I put in the cluster files with random number of rows similar to the following (fields could be populated randomly):
--;1374487936469;'';;;;;;;;;;;0.24516626;-0.85808194;7.4775715;;;;;;;;;;;;;;;;;;;;;;;;;;;;;;;;;
Then I create a Hive external table w/ the following command:
CREATE EXTERNAL TABLE myTable (f1 STRING, f2 STRING, f3 STRING, f4 STRING, <otherFields> )
ROW FORMAT DELIMITED
FIELDS TERMINATED BY '\U003B'
LINES TERMINATED BY '\n'
STORED AS TEXTFILE
LOCATION '/user/test/2013-07_08';
In '/user/test/2013-07_08' there is at least a file w/ rows similar to the one described above.
Trying to select a bunch of rows w/: select * from myTable limit 10;
I obtain a resultset of 10 rows where each row contains a complete line of the file addressed in column f1.
" FIELDS TERMINATED BY '\U003B' " doesn't work, but even w/ '\u037E, ';' (this raises a stringLiteral error), '\059'.
Seems a simple problem but I can't realize which, and... I can't change the separator.
Have you any advice?
Thanks
Rob
Created 08-22-2013 12:28 AM
Thanks for the answer,
I've tried it but faced another problem probably related to the positioning of the jar.

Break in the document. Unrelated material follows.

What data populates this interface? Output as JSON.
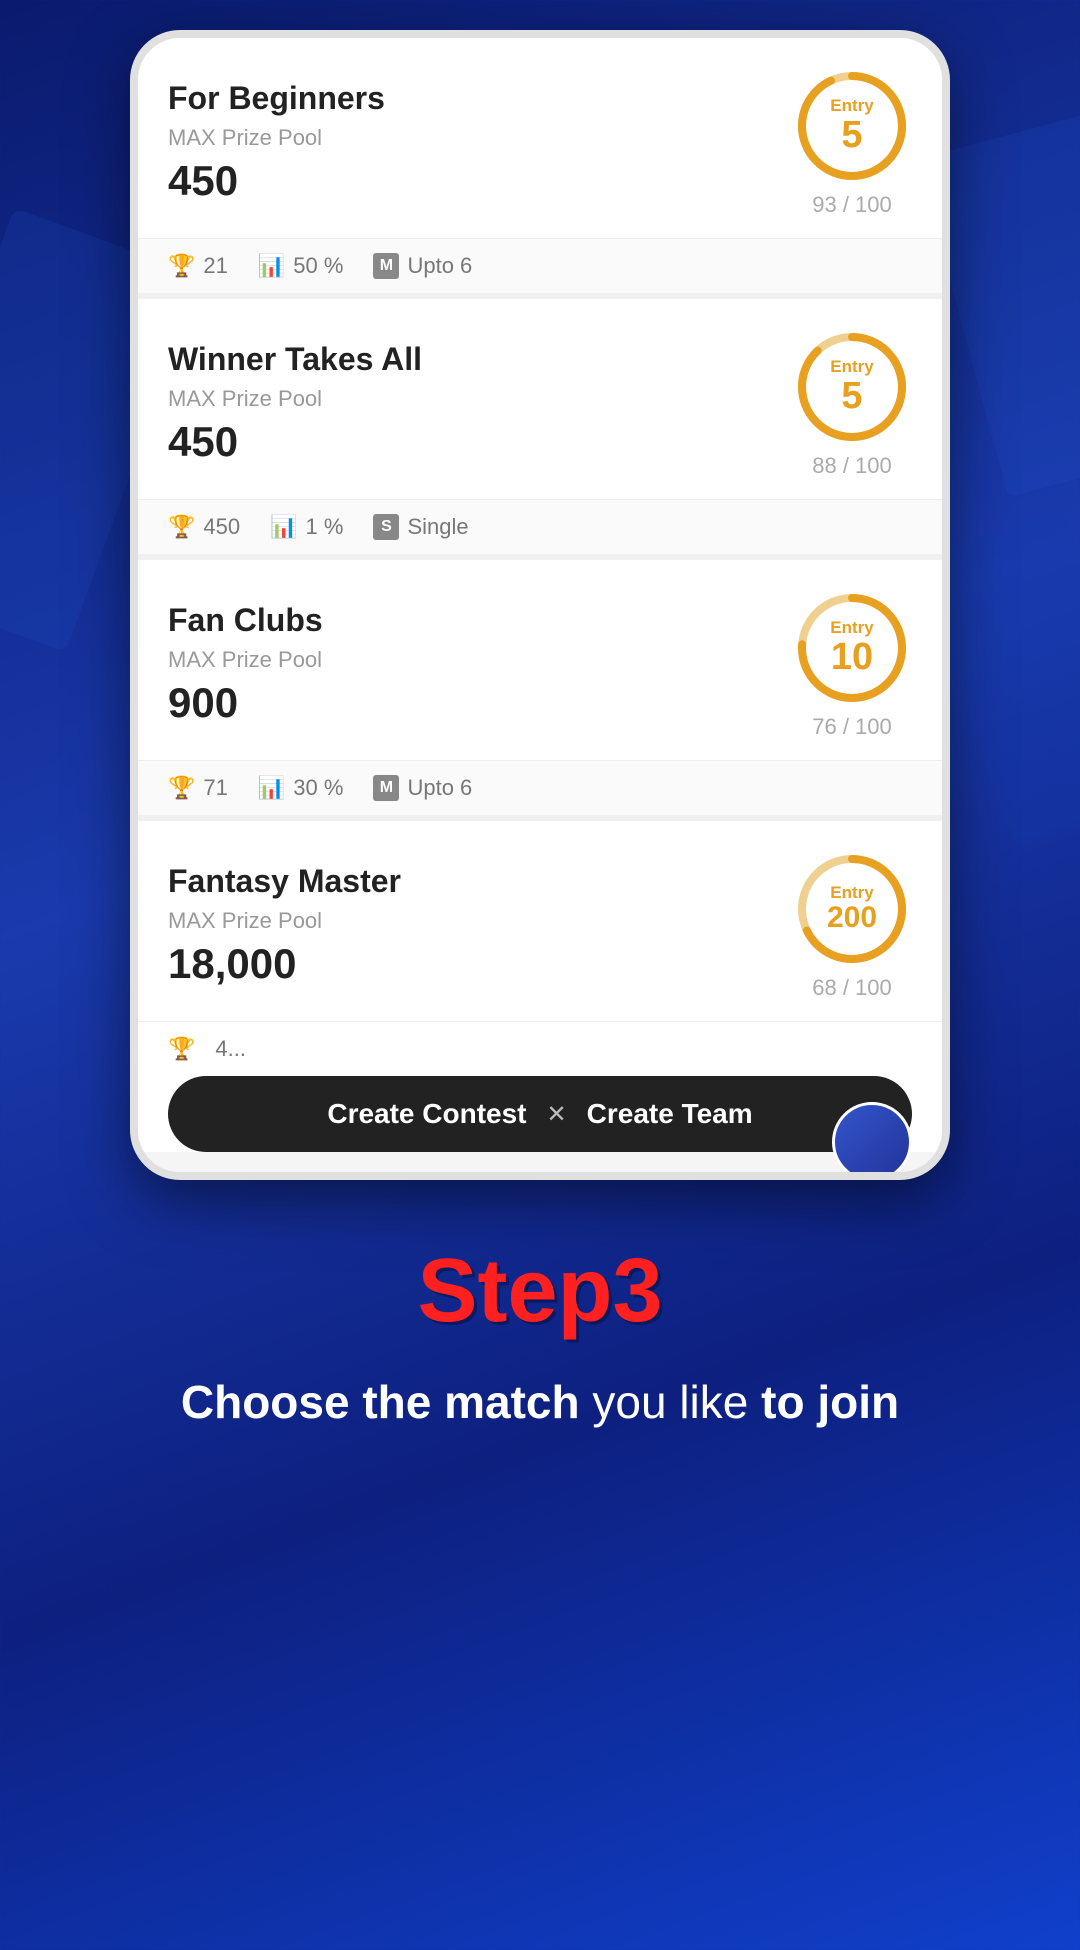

I've put it in the folder /usr/lib/hive/lib on all the datanode and even on the namenode and secnamenode (just to cover all the basis).

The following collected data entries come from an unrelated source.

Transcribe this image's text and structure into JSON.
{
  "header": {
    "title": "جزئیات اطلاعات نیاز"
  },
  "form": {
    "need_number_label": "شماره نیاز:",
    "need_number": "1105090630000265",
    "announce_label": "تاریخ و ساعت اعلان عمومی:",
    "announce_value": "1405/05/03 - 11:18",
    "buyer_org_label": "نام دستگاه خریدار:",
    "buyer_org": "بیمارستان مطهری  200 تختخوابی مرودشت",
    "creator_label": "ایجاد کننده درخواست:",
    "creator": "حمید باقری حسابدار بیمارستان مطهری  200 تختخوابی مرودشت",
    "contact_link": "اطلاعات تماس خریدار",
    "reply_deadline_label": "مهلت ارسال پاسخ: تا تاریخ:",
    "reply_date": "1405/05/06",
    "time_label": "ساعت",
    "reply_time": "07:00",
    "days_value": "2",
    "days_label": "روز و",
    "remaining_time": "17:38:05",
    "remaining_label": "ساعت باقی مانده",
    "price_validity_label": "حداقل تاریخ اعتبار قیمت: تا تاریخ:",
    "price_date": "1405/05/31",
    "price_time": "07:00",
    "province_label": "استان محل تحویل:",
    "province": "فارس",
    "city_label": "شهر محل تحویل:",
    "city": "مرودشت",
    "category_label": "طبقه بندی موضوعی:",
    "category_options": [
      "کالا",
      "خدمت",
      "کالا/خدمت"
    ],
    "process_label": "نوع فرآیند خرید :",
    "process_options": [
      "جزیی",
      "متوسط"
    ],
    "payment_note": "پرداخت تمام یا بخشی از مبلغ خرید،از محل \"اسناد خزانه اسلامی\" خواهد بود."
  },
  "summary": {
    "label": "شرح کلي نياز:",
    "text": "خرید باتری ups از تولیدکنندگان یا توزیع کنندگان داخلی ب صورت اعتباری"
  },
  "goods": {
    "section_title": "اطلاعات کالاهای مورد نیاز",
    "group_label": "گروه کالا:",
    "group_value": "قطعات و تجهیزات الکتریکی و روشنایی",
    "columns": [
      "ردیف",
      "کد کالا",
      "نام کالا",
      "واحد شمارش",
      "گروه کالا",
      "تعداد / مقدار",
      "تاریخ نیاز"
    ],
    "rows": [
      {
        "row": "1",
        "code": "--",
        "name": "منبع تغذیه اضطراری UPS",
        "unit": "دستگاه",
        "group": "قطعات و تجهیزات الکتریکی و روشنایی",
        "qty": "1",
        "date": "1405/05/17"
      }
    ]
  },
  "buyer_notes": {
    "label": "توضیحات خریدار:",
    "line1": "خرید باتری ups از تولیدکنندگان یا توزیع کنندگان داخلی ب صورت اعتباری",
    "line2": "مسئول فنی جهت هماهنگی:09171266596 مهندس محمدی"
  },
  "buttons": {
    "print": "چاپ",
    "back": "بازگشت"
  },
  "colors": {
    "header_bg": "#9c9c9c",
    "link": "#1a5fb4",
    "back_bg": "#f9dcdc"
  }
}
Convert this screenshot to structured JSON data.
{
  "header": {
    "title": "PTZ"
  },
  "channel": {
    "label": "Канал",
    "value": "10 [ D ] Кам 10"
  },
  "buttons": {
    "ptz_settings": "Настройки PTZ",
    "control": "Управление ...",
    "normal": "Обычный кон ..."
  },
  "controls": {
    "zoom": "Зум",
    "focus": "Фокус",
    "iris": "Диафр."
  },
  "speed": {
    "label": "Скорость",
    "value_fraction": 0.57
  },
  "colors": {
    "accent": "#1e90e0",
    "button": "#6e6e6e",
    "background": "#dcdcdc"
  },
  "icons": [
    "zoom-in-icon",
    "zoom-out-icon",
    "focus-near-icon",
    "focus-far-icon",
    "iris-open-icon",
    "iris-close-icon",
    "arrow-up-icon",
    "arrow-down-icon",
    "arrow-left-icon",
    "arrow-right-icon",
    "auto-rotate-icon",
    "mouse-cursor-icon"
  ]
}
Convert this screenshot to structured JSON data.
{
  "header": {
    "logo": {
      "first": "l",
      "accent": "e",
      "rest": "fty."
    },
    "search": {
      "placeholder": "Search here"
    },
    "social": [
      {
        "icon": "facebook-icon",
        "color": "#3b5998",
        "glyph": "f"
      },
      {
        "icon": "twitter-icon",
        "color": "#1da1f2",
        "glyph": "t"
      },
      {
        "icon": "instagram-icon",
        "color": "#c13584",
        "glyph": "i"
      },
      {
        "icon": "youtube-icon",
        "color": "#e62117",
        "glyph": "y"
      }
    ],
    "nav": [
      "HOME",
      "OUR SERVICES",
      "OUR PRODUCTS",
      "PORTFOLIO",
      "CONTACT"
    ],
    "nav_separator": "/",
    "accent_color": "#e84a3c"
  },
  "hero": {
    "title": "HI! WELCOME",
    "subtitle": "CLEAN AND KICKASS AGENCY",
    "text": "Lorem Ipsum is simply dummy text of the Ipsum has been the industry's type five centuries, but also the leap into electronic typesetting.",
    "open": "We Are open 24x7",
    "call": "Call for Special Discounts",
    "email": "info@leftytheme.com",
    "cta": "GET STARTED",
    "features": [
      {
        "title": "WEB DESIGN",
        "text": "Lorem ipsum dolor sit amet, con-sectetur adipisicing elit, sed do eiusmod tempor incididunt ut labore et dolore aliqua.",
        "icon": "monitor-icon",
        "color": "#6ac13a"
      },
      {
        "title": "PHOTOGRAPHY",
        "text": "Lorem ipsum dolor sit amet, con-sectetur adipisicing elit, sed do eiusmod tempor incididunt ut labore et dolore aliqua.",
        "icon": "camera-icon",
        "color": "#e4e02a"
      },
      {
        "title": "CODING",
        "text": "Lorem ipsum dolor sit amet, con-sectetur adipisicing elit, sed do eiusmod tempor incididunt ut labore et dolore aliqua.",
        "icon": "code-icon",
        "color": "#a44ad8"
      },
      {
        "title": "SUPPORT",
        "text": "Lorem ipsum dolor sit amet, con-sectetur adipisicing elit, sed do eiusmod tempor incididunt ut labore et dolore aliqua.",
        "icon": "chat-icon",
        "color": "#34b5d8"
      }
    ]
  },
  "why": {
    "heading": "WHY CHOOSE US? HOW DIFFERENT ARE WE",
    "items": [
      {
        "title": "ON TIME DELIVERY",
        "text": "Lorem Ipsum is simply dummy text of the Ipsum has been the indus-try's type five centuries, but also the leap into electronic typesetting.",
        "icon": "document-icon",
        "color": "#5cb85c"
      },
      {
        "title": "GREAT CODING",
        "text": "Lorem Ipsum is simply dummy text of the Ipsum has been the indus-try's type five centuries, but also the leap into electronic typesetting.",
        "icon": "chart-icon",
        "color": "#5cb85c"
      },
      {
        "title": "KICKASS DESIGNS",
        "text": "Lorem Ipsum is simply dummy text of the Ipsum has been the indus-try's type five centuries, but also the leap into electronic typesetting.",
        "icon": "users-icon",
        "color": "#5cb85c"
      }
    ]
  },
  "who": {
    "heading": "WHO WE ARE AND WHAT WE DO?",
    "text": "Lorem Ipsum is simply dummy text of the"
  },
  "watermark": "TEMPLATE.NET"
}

Even tried to load it by Hue (query editor) but nothing, maybe is a problem of my cluster (prototyping one).
Actually I've solved using
ROW FORMAT DELIMITED FIELDS TERMINATED BY '\073'
I did forget that octal representation of escapes.

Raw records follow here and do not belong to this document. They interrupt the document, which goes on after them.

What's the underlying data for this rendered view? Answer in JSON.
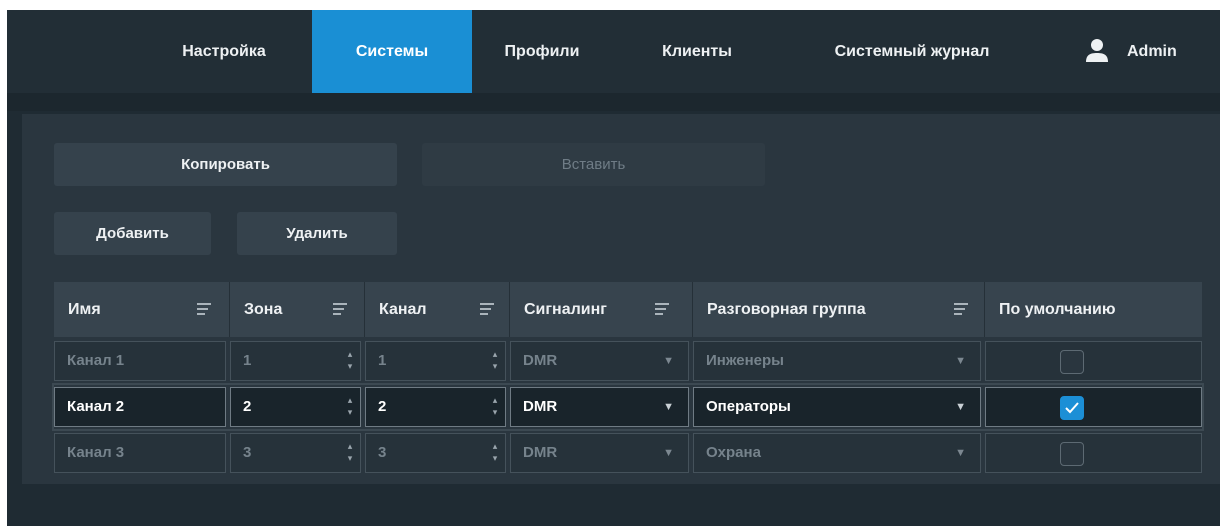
{
  "nav": {
    "items": [
      {
        "label": "Настройка",
        "active": false
      },
      {
        "label": "Системы",
        "active": true
      },
      {
        "label": "Профили",
        "active": false
      },
      {
        "label": "Клиенты",
        "active": false
      },
      {
        "label": "Системный журнал",
        "active": false
      }
    ],
    "user": {
      "name": "Admin",
      "icon": "user-icon"
    }
  },
  "toolbar": {
    "copy_label": "Копировать",
    "paste_label": "Вставить",
    "paste_disabled": true,
    "add_label": "Добавить",
    "delete_label": "Удалить"
  },
  "table": {
    "columns": [
      "Имя",
      "Зона",
      "Канал",
      "Сигналинг",
      "Разговорная группа",
      "По умолчанию"
    ],
    "rows": [
      {
        "name": "Канал 1",
        "zone": "1",
        "channel": "1",
        "signaling": "DMR",
        "talkgroup": "Инженеры",
        "default": false,
        "state": "dim"
      },
      {
        "name": "Канал 2",
        "zone": "2",
        "channel": "2",
        "signaling": "DMR",
        "talkgroup": "Операторы",
        "default": true,
        "state": "active"
      },
      {
        "name": "Канал 3",
        "zone": "3",
        "channel": "3",
        "signaling": "DMR",
        "talkgroup": "Охрана",
        "default": false,
        "state": "dim"
      }
    ]
  },
  "colors": {
    "accent": "#1a8fd4",
    "background": "#1f2b33",
    "panel": "#2a363f",
    "header": "#37444e"
  }
}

Anyway thank you for your time
Rob
Created 08-20-2013 07:51 AM
Use Hive SerDe for CSV
https://github.com/ogrodnek/csv-serde
Also, refer
https://issues.apache.org/jira/browse/HIVE-136
Created 08-22-2013 12:28 AM
Thanks for the answer,
I've tried it but faced another problem probably related to the positioning of the jar.
I've put it in the folder /usr/lib/hive/lib on all the datanode and even on the namenode and secnamenode (just to cover all the basis).
Even tried to load it by Hue (query editor) but nothing, maybe is a problem of my cluster (prototyping one).
Actually I've solved using
ROW FORMAT DELIMITED FIELDS TERMINATED BY '\073'
I did forget that octal representation of escapes.
Anyway thank you for your time
Rob
Created 08-20-2013 10:00 AM
The good thing is that you created an external table, so you can just delete the table and recreate it. The underlying data in HDFS (/user/test/...) wouldn't be deleted.